Another pointed out in reply that: This historical "issue" is based on a very common misapprehension about wartime fuel octane numbers. There are two octane numbers for each fuel, one for lean mix and one for rich mix, rich being always greater. So, for example, a common British aviation fuel of the later part of the war was 100/125. The misapprehension that German fuels have a lower octane number (and thus a poorer quality) arises because the Germans quoted the lean mix octane number for their fuels while the Allies quoted the rich mix number for their fuels.
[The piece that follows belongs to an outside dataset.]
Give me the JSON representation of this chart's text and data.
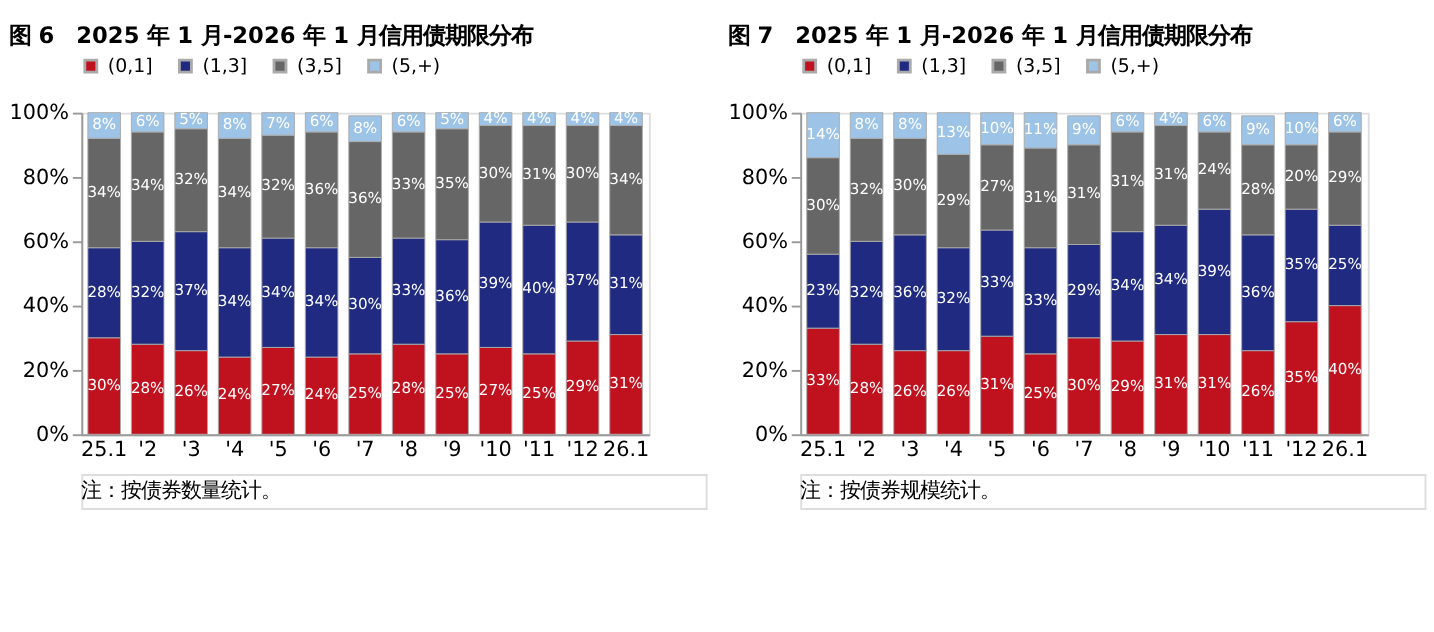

Standard German high-grade aviation fuel used in the later part of the war (given the designation C3) had lean/rich octane numbers of 100/130. The Germans would list this as a 100 octane fuel while the Allies would list it as 130 octane.

After the war the US Navy sent a Technical Mission to Germany to interview German petrochemists and examine German fuel quality, their report entitled "Technical Report 145-45 Manufacture of Aviation Gasoline in Germany" chemically analysed the different fuels and concluded "Toward the end of the war the quality of fuel being used by the German fighter planes was quite similar to that being used by the Allies".